Tuesday, October 25, 2011

Newell on free versus free-to-play and Team Fortress 2

"The most recent thing that also is really puzzling is that we made products available for free on numerous occasions, without significantly impacting the audience size. We recently said, 'We're now going to do something different, we're not only going to signal that it's free but we're going to say it's free to play,' which is not really a pricing signal, even though that's what you would ordinarily think it is. And our user base for our first product that we made free to play, Team Fortress 2, increased by a factor of five. That doesn't make sense if you're trying to think of it purely as a pricing phenomenon."

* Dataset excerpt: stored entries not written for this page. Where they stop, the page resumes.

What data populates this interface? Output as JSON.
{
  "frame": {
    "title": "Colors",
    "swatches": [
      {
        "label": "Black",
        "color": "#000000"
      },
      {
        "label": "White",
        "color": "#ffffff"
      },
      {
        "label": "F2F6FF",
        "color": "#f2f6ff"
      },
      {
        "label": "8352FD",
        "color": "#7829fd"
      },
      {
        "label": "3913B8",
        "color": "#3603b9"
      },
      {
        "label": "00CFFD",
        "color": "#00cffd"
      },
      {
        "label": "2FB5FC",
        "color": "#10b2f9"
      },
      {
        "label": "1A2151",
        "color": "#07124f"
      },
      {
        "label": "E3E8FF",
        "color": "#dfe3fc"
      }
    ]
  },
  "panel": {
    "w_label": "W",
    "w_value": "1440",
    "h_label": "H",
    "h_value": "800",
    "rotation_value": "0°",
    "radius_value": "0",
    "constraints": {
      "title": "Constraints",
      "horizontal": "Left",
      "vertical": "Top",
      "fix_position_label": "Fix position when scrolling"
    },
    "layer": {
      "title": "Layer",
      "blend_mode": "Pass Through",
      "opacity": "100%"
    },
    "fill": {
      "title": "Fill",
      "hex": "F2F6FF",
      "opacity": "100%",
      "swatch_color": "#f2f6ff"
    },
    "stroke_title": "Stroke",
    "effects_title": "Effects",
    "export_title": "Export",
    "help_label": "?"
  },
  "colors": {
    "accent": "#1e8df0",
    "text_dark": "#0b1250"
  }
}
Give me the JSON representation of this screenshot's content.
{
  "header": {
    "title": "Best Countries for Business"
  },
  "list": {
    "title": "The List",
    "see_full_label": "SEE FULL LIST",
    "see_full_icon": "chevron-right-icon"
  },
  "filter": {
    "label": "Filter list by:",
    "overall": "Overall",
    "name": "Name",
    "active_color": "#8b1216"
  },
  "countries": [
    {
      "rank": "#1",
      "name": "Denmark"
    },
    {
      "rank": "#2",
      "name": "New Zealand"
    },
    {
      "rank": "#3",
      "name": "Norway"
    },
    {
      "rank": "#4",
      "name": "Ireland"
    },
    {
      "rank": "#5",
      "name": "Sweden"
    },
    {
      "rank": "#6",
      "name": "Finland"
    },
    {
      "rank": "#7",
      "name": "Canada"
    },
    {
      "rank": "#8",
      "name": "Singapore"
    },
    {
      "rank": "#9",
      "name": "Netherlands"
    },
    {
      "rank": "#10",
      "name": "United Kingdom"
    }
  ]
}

"Why is free and free-to-play so different? Well then you have to start thinking about how value creation actually occurs, and what it is that people are valuing, and what the statement that something is free to play implies about the future value of the experience that they're going to have."

"And then the conversion rate, when we talk to partners who do free-to-play, a lot of people see about a 2 to 3% conversion rate of the people in their audience who actually buy something, and then with Team Fortress 2, which looks more like Arkham Asylum in terms of the user profile and the content, we see about a 20 to 30% conversion rate of people who are playing those games who buy something."

"So that's a fairly surprising and fairly recent statistic, which is that there seems to be something about the content that significantly changes how your monetization occurs, with apparently much broader participation than you would see out of something like FarmVille."

"We don't understand what's going on. All we know is we're going to keep running these experiments to try and understand better what it is that our customers are telling us... It's just an exciting time but also a very troubling time."